Address: 233 S Mulberry St, Statesboro, Georgia, US
Created date: September 12, 2023
Date last updated: September 12, 2023
- - Renovations include new appliances, bathroom vanities, granite countertops, lighting, doors, windows, ceiling fans, and backsplash
- - Metal roofs are less than three years old
- - The parking lot has been resurfaced and striped
- - Statesboro serves as the county seat and is known for its rich history, thriving economy, and vibrant community
- - Current ownership has put in approximately $40,000 per unit in renovations
- - Property has new PEX plumbing and cooper wiring, and new electric panels and electric service
Property Description
Waller Group is proud to present the fully renovated – Turnkey Mulberry on the Mile Apartments and Townhomes.

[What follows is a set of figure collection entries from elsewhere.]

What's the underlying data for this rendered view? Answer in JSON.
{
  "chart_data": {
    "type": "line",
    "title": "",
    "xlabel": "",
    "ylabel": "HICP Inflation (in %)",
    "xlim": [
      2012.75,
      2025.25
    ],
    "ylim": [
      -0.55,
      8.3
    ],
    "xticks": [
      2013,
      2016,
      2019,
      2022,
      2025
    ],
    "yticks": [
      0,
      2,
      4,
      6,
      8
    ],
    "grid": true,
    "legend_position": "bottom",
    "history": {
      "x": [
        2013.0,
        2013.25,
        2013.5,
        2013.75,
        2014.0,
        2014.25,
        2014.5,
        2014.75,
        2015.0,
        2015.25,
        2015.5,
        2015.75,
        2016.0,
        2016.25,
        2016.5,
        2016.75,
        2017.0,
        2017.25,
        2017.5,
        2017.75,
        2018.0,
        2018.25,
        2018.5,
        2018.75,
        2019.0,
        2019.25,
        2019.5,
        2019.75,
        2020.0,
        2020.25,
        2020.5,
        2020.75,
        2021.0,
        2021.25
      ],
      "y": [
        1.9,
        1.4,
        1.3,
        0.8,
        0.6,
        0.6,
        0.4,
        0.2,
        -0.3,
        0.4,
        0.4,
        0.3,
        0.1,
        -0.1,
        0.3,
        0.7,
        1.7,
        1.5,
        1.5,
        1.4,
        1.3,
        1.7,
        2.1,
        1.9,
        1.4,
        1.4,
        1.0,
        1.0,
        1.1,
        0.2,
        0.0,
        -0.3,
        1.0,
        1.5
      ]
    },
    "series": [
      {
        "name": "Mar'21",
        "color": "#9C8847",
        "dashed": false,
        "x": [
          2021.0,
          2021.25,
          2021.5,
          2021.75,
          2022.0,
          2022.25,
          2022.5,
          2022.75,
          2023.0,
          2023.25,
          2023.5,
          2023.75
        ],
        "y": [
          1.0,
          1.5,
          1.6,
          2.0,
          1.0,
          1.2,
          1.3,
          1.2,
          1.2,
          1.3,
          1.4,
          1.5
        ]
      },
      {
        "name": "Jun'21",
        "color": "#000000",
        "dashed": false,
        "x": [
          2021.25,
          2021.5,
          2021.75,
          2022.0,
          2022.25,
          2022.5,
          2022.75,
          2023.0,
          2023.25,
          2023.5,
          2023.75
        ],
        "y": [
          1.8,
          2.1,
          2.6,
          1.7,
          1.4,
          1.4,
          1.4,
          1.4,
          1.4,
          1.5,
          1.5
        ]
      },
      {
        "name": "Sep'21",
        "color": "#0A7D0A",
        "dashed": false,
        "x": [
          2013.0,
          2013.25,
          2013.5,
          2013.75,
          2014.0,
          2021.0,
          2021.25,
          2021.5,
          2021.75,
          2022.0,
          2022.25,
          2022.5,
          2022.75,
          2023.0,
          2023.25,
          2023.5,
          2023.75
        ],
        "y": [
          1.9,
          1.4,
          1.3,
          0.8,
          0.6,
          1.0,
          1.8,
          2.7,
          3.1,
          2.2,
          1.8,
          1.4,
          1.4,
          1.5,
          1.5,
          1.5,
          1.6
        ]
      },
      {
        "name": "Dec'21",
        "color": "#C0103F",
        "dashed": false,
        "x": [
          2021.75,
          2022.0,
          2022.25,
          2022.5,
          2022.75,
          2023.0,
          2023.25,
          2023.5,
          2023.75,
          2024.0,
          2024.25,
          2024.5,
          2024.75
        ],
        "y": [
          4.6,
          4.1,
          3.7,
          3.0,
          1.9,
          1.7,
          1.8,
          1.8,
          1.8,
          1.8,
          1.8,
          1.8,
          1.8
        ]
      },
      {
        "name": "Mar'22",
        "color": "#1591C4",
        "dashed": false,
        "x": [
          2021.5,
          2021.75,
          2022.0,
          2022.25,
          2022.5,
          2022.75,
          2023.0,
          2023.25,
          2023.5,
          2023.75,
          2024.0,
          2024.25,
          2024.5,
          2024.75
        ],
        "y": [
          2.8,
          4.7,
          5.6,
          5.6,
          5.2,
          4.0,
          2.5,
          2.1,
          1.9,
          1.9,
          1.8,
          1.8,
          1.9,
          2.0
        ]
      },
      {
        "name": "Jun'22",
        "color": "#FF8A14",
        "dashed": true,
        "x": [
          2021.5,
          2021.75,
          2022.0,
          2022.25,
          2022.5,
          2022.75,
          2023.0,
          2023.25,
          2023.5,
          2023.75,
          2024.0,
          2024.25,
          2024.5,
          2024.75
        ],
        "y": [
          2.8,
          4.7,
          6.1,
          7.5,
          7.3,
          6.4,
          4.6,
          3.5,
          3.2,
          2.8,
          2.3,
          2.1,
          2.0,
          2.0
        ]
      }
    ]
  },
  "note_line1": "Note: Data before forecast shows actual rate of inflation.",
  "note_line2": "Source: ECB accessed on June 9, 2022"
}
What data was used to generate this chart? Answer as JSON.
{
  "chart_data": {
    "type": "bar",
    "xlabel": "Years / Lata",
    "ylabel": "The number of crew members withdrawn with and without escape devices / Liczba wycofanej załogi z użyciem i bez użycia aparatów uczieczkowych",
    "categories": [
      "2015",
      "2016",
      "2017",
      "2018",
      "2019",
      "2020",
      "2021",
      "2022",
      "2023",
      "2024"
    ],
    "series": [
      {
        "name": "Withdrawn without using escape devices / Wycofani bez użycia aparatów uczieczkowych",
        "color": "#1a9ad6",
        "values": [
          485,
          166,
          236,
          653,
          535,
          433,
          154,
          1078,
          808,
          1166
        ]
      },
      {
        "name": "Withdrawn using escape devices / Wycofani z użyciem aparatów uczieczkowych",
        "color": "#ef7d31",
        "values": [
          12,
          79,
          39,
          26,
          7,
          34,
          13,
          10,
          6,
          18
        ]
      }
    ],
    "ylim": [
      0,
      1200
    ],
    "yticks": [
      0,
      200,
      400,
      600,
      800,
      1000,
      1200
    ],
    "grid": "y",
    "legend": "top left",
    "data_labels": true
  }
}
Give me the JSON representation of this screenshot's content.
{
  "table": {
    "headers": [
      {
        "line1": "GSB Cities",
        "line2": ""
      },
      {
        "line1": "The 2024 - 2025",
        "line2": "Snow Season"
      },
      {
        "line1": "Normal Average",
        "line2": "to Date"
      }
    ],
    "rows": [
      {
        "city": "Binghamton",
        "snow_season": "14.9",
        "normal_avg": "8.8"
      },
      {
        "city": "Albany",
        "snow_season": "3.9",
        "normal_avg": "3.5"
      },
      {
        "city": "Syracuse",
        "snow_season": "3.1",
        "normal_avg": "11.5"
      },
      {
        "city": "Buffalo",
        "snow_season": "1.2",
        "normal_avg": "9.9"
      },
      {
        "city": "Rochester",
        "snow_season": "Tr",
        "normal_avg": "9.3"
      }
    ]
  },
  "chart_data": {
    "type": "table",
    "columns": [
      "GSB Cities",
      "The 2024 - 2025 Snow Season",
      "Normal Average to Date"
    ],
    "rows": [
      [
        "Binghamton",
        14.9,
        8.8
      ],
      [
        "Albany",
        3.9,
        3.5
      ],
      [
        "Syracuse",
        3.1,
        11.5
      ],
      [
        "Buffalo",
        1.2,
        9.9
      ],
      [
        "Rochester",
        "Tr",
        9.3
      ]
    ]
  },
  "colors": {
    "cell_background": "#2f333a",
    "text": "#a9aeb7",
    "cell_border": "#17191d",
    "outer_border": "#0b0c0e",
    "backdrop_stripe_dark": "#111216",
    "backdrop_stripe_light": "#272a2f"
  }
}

Mulberry on the Mile is a fully renovated and stabilized value add property located on the blue mile trail in Statesboro GA. Seller fully vacated property and gutted the structure to the studs which costs in excess of $40,000 per unit in electrical, plumbing, HVACs, all new copper wiring and PEX plumbing. Granite counter tops, new cabinets, vanities, lighting, doors, windows throughout every unit as well as W&D connections for townhome units. Majority townhome unit mix differentiates property from apartment competitors, as well as proximity to blue mile behind the property along the railroad track, which has been a primary retail and growth driver for the city of Statesboro.Lease up began Mid May and as of 6/5 is 70% occupied, projected to be over 90% to qualify for agency debt prior to first week of July. Water, sewer and trash RUBS have been implemented and will be reflected on June P&L of $45 p/unit 1bdrms $55 2bdrm, $65 for 3 bdrm. Property qualifies for agency debt and will be treated as a new construction lease up and delivered stabilized with growing demographics and room to increase rents as leases renew.A value-add opportunity exists in adding combo W&D’s to efficiencies and 1bdrm units and converting existing laundry room to additional unit, as well as increasing rents upon renewal after lease up concessions burn off. As delivered at closing proforma is projecting a 20% IRR utilizing agency debt with no capex reserves as this is comparable to a new construction asset.Seller owns properties throughout the US and is selling to reinvest in larger assets and return equity to their LPs. Existing construction debt is coming due as capex was over budget and exceeded proforma timeline. Property was reduced $500,000 June 6th. Property tours will be confirmed upon receipt of qualified LOI, for LOI and tour procedures see page 4. First acceptable LOI will be considered by seller as no call for offer date has yet been set.The property is currently managed by a third-party service. Current management is willing to stay on. Financials were underwritten with a 5.0% management fee.